Le film se situe dans les années 1930. Eric « Kid » Carson (John Patrick Jordan), un jeune boxeur qui ne fait visiblement pas beaucoup d’étincelles sur les rings, est à la recherche de son frère, lequel s’est mystérieusement volatilisé sans laisser de trace. En compagnie de Judith (Jessica Lancaster), la fiancée du disparu, et de Mary Anne (Debra Mayer), une journaliste en quête de scoop, il mène sa petite enquête et file le train d’une strip-teaseuse, Aliana (Lorielle New), dont son frère s’était visiblement épris. Cette piste emmène le trio dans un ancien sanatorium jadis dédié au traitement de la polio et désormais abandonné. Là, ils tombent entre les griffes du docteur Moreau (Jacob Witkin), dont les expériences consistent à transformer les animaux en humains, et vice-versa. Si la femme-panthère Aliana est l’une de ses plus grandes réussites, on ne peut pas en dire autant du cochon humain Gallagher (Peter Donald Badalamenti), du colosse humanoïde mi-lion mi-hyène Peewee (B.J. Smith) ou de la malheureuse Gorgana (Laura Petersen) au faciès affreusement difforme. De toute évidence, Eric, Judith et Mary Anne seront ses prochains cobayes…

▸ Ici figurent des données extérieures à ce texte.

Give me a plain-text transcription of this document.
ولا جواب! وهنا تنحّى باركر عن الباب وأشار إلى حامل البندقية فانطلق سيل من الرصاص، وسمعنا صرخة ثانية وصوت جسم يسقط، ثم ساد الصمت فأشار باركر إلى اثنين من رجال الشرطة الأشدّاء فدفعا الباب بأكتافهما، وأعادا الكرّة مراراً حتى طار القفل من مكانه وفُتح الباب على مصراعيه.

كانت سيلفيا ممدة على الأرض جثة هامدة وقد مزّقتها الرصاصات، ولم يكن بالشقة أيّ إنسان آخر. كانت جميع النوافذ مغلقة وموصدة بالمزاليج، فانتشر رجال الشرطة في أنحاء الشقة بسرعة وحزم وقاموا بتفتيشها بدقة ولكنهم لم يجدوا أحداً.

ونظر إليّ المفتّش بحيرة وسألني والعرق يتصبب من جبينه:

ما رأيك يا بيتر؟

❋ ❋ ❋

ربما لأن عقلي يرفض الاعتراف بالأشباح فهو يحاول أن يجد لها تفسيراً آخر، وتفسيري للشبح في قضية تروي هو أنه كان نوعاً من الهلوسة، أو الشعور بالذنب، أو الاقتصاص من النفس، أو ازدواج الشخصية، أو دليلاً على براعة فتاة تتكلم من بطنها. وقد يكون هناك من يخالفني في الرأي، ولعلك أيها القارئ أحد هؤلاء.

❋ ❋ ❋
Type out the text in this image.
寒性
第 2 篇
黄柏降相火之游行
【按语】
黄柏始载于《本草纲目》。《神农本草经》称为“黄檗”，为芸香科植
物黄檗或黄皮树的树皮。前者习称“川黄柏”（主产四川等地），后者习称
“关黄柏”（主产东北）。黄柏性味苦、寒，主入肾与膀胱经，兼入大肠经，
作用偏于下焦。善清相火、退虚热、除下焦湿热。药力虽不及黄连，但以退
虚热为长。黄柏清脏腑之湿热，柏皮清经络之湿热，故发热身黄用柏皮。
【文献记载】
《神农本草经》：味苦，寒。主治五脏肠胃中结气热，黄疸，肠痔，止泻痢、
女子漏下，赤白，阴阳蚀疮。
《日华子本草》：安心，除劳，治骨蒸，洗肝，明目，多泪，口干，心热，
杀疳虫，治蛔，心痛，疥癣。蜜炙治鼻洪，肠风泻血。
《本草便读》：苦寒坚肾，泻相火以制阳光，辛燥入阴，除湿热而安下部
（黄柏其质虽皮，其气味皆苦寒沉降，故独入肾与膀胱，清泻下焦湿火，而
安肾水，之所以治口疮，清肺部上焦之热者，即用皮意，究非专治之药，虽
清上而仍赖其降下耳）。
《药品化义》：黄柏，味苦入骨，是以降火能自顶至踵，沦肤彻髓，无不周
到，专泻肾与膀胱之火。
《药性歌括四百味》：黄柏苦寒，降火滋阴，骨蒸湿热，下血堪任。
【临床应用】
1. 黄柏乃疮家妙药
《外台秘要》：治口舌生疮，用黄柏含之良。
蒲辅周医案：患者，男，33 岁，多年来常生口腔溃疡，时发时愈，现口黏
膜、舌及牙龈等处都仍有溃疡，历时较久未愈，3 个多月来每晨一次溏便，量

Dans les griffes de la femme-panthère

La photographie léchée du vétéran Mac Ahlberg apporte une véritable plus-value au film. Tourné en 35 mm – un luxe, quand la plupart des productions Full Moon ont depuis longtemps basculé vers la vidéo -, le long-métrage bénéficie d’une ambiance de film noir assez rare chez Charles Band, avec à la clé musique jazz, voitures d’époque et costumes des années 30. Le réalisateur-producteur frappe d’ailleurs fort dès les premières minutes, lorsqu’Aliana pousse un cri de panthère avant de transpercer le crâne d’un mafieux un peu trop entreprenant d’un coup de griffe ! Les effets spéciaux sont confiés à John Carl Buechler qui, comme toujours, s’en donne à cœur joie malgré les moyens limités, concoctant quelques humanimaux surprenants et même une poignée d’effets gore. Pour que la recette soit complète, Lorielle New assure au film son quota de nudité et d’érotisme, reprenant le flambeau des précédentes femmes-panthères (Kathleen Burke en 1932, Barbara Carrera en 1977 et Fairuza Balk en 1996), dans une version nettement moins pudique… et bien plus blonde. Afin de renforcer le caractère insolite du récit et de souligner le trouble qui habite ses personnages, Band use et abuse des cadrages obliques, reflets visuels de la folie ambiante. Certes, La Maison du docteur Moreau n’a rien d’un grand film et trahit sans cesse son budget anémique, mais il témoigne aussi d’une ambition sincère : celle d’élever, ne serait-ce que modestement, le niveau des productions Full Moon de l’époque.